On Thursday, Hensel also plans to brief UH regents at their board meeting at UH Hilo.

UH officials have been working with state Attorney General Anne Lopez, who has joined a hui of blue-state attorneys general pushing back in court against Trump’s policies, some of which courts have temporarily blocked.

“We will continue to pursue every means available to us to preserve our mission and core values, which have not and will not alter with these changes,” Hensel said. “Nevertheless, the power of the federal executive branch to set policy prospectively is significant. While these legal actions provide temporary relief, long-term implications remain uncertain.”

Another Trump order bars diversity, equity, inclusion and accessibility programs, along with ones also directed at affirmative action and “environmental justice.”

Hensel wrote, “On January 31, 2025, the President issued Executive Order 14173 titled ‘Ending Illegal Discrimination and Restoring Merit-Based Opportunity.’ The directive states that DEIA programs can violate civil rights laws and directs all grant recipients, including universities, to end unlawful ‘preferences, mandates, policies, programs and activities.’ The EO requires universities, as a condition of receiving federal funding, to certify that they do not operate any programs promoting DEIA. Consequences for false assertions are not only the loss of federal funding, including financial aid for students, but potentially civil and criminal penalties for the university’s certifying official.”
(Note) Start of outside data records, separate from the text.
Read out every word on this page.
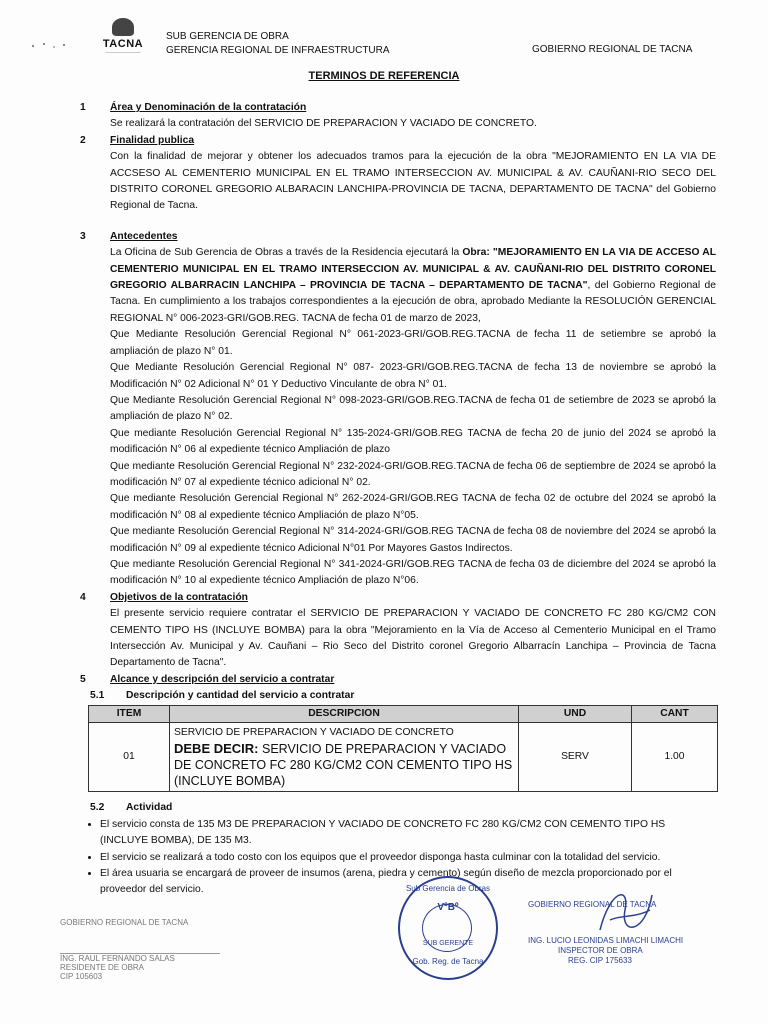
TACNA
———————
SUB GERENCIA DE OBRA
GERENCIA REGIONAL DE INFRAESTRUCTURA	GOBIERNO REGIONAL DE TACNA
TERMINOS DE REFERENCIA
1 Área y Denominación de la contratación
Se realizará la contratación del SERVICIO DE PREPARACION Y VACIADO DE CONCRETO.
2 Finalidad publica
Con la finalidad de mejorar y obtener los adecuados tramos para la ejecución de la obra "MEJORAMIENTO EN LA VIA DE ACCSESO AL CEMENTERIO MUNICIPAL EN EL TRAMO INTERSECCION AV. MUNICIPAL & AV. CAUÑANI-RIO SECO DEL DISTRITO CORONEL GREGORIO ALBARACIN LANCHIPA-PROVINCIA DE TACNA, DEPARTAMENTO DE TACNA" del Gobierno Regional de Tacna.
3 Antecedentes
La Oficina de Sub Gerencia de Obras a través de la Residencia ejecutará la Obra: "MEJORAMIENTO EN LA VIA DE ACCESO AL CEMENTERIO MUNICIPAL EN EL TRAMO INTERSECCION AV. MUNICIPAL & AV. CAUÑANI-RIO DEL DISTRITO CORONEL GREGORIO ALBARRACIN LANCHIPA – PROVINCIA DE TACNA – DEPARTAMENTO DE TACNA", del Gobierno Regional de Tacna. En cumplimiento a los trabajos correspondientes a la ejecución de obra, aprobado Mediante la RESOLUCIÓN GERENCIAL REGIONAL N° 006-2023-GRI/GOB.REG. TACNA de fecha 01 de marzo de 2023,
Que Mediante Resolución Gerencial Regional N° 061-2023-GRI/GOB.REG.TACNA de fecha 11 de setiembre se aprobó la ampliación de plazo N° 01.
Que Mediante Resolución Gerencial Regional N° 087- 2023-GRI/GOB.REG.TACNA de fecha 13 de noviembre se aprobó la Modificación N° 02 Adicional N° 01 Y Deductivo Vinculante de obra N° 01.
Que Mediante Resolución Gerencial Regional N° 098-2023-GRI/GOB.REG.TACNA de fecha 01 de setiembre de 2023 se aprobó la ampliación de plazo N° 02.
Que mediante Resolución Gerencial Regional N° 135-2024-GRI/GOB.REG TACNA de fecha 20 de junio del 2024 se aprobó la modificación N° 06 al expediente técnico Ampliación de plazo
Que mediante Resolución Gerencial Regional N° 232-2024-GRI/GOB.REG.TACNA de fecha 06 de septiembre de 2024 se aprobó la modificación N° 07 al expediente técnico adicional N° 02.
Que mediante Resolución Gerencial Regional N° 262-2024-GRI/GOB.REG TACNA de fecha 02 de octubre del 2024 se aprobó la modificación N° 08 al expediente técnico Ampliación de plazo N°05.
Que mediante Resolución Gerencial Regional N° 314-2024-GRI/GOB.REG TACNA de fecha 08 de noviembre del 2024 se aprobó la modificación N° 09 al expediente técnico Adicional N°01 Por Mayores Gastos Indirectos.
Que mediante Resolución Gerencial Regional N° 341-2024-GRI/GOB.REG TACNA de fecha 03 de diciembre del 2024 se aprobó la modificación N° 10 al expediente técnico Ampliación de plazo N°06.
4 Objetivos de la contratación
El presente servicio requiere contratar el SERVICIO DE PREPARACION Y VACIADO DE CONCRETO FC 280 KG/CM2 CON CEMENTO TIPO HS (INCLUYE BOMBA) para la obra "Mejoramiento en la Vía de Acceso al Cementerio Municipal en el Tramo Intersección Av. Municipal y Av. Cauñani – Rio Seco del Distrito coronel Gregorio Albarracín Lanchipa – Provincia de Tacna Departamento de Tacna".
5 Alcance y descripción del servicio a contratar
5.1 Descripción y cantidad del servicio a contratar
ITEM	DESCRIPCION	UND	CANT
01	SERVICIO DE PREPARACION Y VACIADO DE CONCRETO
DEBE DECIR: SERVICIO DE PREPARACION Y VACIADO DE CONCRETO FC 280 KG/CM2 CON CEMENTO TIPO HS (INCLUYE BOMBA)	SERV	1.00
5.2 Actividad
• El servicio consta de 135 M3 DE PREPARACION Y VACIADO DE CONCRETO FC 280 KG/CM2 CON CEMENTO TIPO HS (INCLUYE BOMBA), DE 135 M3.
• El servicio se realizará a todo costo con los equipos que el proveedor disponga hasta culminar con la totalidad del servicio.
• El área usuaria se encargará de proveer de insumos (arena, piedra y cemento) según diseño de mezcla proporcionado por el proveedor del servicio.
GOBIERNO REGIONAL DE TACNA
ING. RAUL FERNANDO SALAS
RESIDENTE DE OBRA
CIP 105603
Sub Gerencia de Obras
VºBº
SUB GERENTE
Gob. Reg. de Tacna
GOBIERNO REGIONAL DE TACNA
ING. LUCIO LEONIDAS LIMACHI LIMACHI
INSPECTOR DE OBRA
REG. CIP 175633
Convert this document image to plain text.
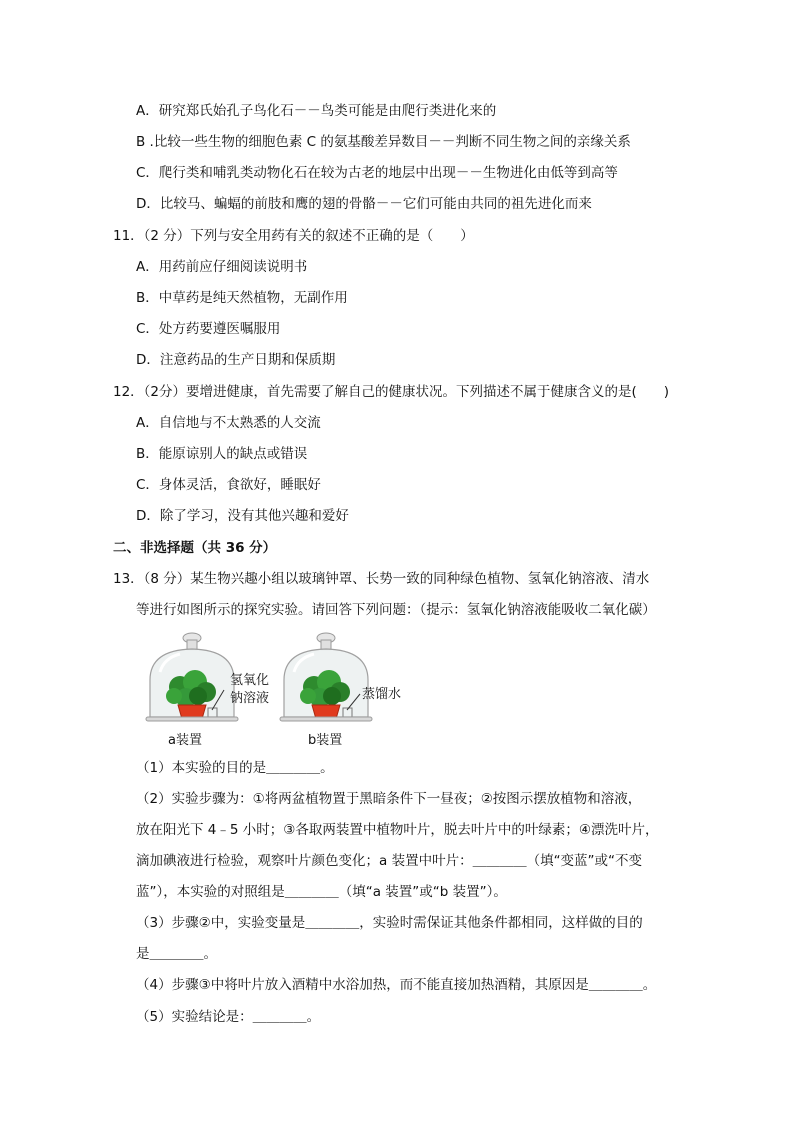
A．研究郑氏始孔子鸟化石－－鸟类可能是由爬行类进化来的
B .比较一些生物的细胞色素 C 的氨基酸差异数目－－判断不同生物之间的亲缘关系
C．爬行类和哺乳类动物化石在较为古老的地层中出现－－生物进化由低等到高等
D．比较马、蝙蝠的前肢和鹰的翅的骨骼－－它们可能由共同的祖先进化而来
11．（2 分）下列与安全用药有关的叙述不正确的是（　　）
A．用药前应仔细阅读说明书
B．中草药是纯天然植物，无副作用
C．处方药要遵医嘱服用
D．注意药品的生产日期和保质期
12．（2分）要增进健康，首先需要了解自己的健康状况。下列描述不属于健康含义的是(　　)
A．自信地与不太熟悉的人交流
B．能原谅别人的缺点或错误
C．身体灵活，食欲好，睡眠好
D．除了学习，没有其他兴趣和爱好
二、非选择题（共 36 分）
13．（8 分）某生物兴趣小组以玻璃钟罩、长势一致的同种绿色植物、氢氧化钠溶液、清水
等进行如图所示的探究实验。请回答下列问题：（提示：氢氧化钠溶液能吸收二氧化碳）
氢氧化
钠溶液	蒸馏水
a装置	b装置
（1）本实验的目的是＿＿＿＿。
（2）实验步骤为：①将两盆植物置于黑暗条件下一昼夜；②按图示摆放植物和溶液，
放在阳光下 4﹣5 小时；③各取两装置中植物叶片，脱去叶片中的叶绿素；④漂洗叶片，
滴加碘液进行检验，观察叶片颜色变化；a 装置中叶片：＿＿＿＿（填“变蓝”或“不变
蓝”），本实验的对照组是＿＿＿＿（填“a 装置”或“b 装置”）。
（3）步骤②中，实验变量是＿＿＿＿，实验时需保证其他条件都相同，这样做的目的
是＿＿＿＿。
（4）步骤③中将叶片放入酒精中水浴加热，而不能直接加热酒精，其原因是＿＿＿＿。
（5）实验结论是：＿＿＿＿。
The U.S. Department of Education on Friday offered guidance that “states categorically that ‘if an educational institution treats a person of one race differently than it treats another person because of that person’s race, the educational institution violates the law.’ It prohibits universities from using race ‘in decisions pertaining to admissions, hiring, promotion, compensation, financial aid, scholarships, prizes, administrative support, discipline, housing, graduation ceremonies, and all other aspects of student, academic, and campus life.’”

A subsequent DOE directive issued Sunday, Hensel said, “stated more clearly that universities may ‘no longer operate programs based on race.’”

Trump’s attitudes toward race and ethnicity have led to confusion at UH about the future of its ethnic studies programs that focus on specific ethnic populations and their histories in Hawaii, including Hawaiians, Pacific Islanders and Asians.

And UH student organizations and clubs are specifically organized for students representing a wide range of ethnic backgrounds.

One Trump executive order makes exceptions for universities that work to protect First Amendment rights of free speech and prevent illegal employment.

“While the meaning and extent of these exemptions are unclear, they suggest that academic programs and curricula currently may fall outside the order,” Hensel said.

Also under Trump, the National Institutes of Health has chopped “indirect cost recovery rates in federal grants, reducing them from university-negotiated rates (typically from 25% to 70%) to a maximum of 15%,” Hensel said. “This move is significant for all universities and potentially could reduce research funding nationally by billions of dollars.”

For UH specifically, she said that federal funding represents “an extremely significant source of financial support for the university.”